The pandemic has only heightened this crisis as teens have been exposed to a new set of stressors. According to a study by the US National Library of Medicine National Institutes of Health, new stressors include concerns for health, difficulty with concentration and social isolation.

A survey conducted in 2018 showed that 61 percent of teens say they personally feel a lot of pressure to get good grades, but it seems that some educators do not understand this. While it is not uncommon for workload to increase at the end of the school year, it has been particularly hard to balance with COVID-19. We understand that teachers are required to follow a relatively fast-paced curriculum and give cumulative exams, but it seems ironic that while the school claims to care about Mental Health Month, only a few take action regarding these concerns.

Especially in Mental Health Month, a whole load of stressors has ironically been added to our plates. Usually, lengthy projects and hours of studying are isolated occasions throughout the school year. However, in May, testing and final projects are piled on, going against the well-intentioned purpose of this month. 

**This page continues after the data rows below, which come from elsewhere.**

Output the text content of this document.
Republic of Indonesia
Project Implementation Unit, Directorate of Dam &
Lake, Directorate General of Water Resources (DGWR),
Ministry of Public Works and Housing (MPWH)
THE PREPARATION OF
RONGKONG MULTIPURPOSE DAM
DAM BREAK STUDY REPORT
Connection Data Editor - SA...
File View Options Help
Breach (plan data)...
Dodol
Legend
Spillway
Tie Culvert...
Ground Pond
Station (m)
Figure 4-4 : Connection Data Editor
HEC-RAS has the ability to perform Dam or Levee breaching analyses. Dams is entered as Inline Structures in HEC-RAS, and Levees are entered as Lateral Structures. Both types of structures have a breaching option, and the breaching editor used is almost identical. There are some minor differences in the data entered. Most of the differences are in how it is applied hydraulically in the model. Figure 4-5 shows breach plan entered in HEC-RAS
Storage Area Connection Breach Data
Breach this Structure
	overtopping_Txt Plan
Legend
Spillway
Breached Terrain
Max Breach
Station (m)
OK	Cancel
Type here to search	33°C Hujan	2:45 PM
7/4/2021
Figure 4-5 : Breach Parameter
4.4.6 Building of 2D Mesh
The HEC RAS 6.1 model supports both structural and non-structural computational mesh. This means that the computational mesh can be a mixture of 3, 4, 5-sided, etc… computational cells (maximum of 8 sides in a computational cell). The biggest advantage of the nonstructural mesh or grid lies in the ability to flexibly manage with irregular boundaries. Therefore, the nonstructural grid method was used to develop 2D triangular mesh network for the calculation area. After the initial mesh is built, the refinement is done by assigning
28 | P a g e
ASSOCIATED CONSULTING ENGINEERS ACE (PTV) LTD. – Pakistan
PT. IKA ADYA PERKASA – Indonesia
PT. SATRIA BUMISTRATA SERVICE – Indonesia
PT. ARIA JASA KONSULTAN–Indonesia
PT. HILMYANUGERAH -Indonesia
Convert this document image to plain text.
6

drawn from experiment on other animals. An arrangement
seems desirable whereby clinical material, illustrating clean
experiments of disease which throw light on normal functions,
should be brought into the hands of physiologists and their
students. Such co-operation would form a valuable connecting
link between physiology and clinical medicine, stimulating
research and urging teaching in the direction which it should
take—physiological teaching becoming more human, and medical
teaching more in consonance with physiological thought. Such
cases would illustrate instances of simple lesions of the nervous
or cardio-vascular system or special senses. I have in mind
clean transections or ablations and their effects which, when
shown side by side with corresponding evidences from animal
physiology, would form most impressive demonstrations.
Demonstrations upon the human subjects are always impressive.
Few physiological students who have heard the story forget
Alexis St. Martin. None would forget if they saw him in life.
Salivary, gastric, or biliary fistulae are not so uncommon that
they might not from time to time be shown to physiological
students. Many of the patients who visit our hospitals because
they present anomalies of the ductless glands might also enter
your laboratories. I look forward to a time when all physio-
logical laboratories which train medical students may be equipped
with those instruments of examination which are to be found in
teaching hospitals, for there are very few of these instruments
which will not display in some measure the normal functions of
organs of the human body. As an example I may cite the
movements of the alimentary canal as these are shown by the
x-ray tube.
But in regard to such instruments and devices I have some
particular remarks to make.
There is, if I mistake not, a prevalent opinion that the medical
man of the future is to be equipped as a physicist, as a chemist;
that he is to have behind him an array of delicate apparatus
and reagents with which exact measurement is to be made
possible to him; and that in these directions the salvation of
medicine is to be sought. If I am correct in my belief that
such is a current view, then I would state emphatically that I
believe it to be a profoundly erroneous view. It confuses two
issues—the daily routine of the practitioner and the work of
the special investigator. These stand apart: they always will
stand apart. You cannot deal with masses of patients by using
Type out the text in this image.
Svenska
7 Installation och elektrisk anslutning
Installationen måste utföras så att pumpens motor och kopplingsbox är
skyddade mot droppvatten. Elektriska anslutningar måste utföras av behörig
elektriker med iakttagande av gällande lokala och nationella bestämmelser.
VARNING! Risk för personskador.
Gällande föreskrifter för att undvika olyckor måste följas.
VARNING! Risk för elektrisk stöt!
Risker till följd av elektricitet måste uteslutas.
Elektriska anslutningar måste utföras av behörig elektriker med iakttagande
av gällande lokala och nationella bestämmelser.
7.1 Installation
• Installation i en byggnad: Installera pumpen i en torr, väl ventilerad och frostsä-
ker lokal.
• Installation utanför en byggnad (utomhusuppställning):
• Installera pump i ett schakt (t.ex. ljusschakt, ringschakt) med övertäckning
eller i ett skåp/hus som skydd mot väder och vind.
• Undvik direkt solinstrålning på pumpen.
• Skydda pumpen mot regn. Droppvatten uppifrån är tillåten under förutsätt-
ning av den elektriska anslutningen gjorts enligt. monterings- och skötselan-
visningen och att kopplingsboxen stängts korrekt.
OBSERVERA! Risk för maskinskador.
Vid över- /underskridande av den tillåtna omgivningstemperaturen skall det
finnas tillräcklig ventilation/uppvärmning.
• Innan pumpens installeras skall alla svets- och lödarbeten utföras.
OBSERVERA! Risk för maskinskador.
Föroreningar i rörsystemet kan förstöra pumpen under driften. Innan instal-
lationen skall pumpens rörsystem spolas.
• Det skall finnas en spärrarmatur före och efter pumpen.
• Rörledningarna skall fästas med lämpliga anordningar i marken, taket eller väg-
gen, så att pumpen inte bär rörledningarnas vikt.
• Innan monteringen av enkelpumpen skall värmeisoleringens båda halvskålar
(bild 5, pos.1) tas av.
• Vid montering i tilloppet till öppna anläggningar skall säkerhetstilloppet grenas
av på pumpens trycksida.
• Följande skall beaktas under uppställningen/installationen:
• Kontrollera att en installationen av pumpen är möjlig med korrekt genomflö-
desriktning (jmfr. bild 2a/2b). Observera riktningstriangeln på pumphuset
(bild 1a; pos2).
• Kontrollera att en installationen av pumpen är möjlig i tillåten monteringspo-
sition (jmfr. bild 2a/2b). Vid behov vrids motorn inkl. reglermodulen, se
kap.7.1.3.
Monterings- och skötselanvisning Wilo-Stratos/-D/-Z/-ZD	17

For example, three-hour exams like the AP tests from May 18-28, SAT testing on June 5 and ACT testing on June 12 are right around the corner for many students. Further, upperclassmen are working tirelessly trying to finish their Junior Research Papers and Senior Projects which for many, are due in upcoming weeks.

We as students tend to overschedule with clubs, sports and everything else. While it is true that these activities are partially for enjoyment, the college process is notorious for being highly selective and acceptance rates are constantly decreasing. 

The pressure to accumulate an impressive resume of extracurriculars adds stress and competitiveness to otherwise harmless and enjoyable activities. Further, while parents just want the best for us, it feels like we have to achieve certain grades, college acceptances and achievements to not let them down. We want to prioritize our mental health, but the system is constantly working against us.

As students, we need to work together to help each other. We need to take advantage of the resources that are available and create more of them. We need to support the mental health clubs at the school and identify where we can pressure the system to change. There has to be an understanding among the student body of what does not work and we should work with the administration to resolve these issues.

This is why Mental Health Month is so important. It is a great chance for the administration to listen to the students and make positive changes for a better learning environment. The system is against us but we, as students, cannot let it crush us. We ask that you, parents, teachers, school administrators, the WHS community and the education system as a whole hear our cries for help. We need action.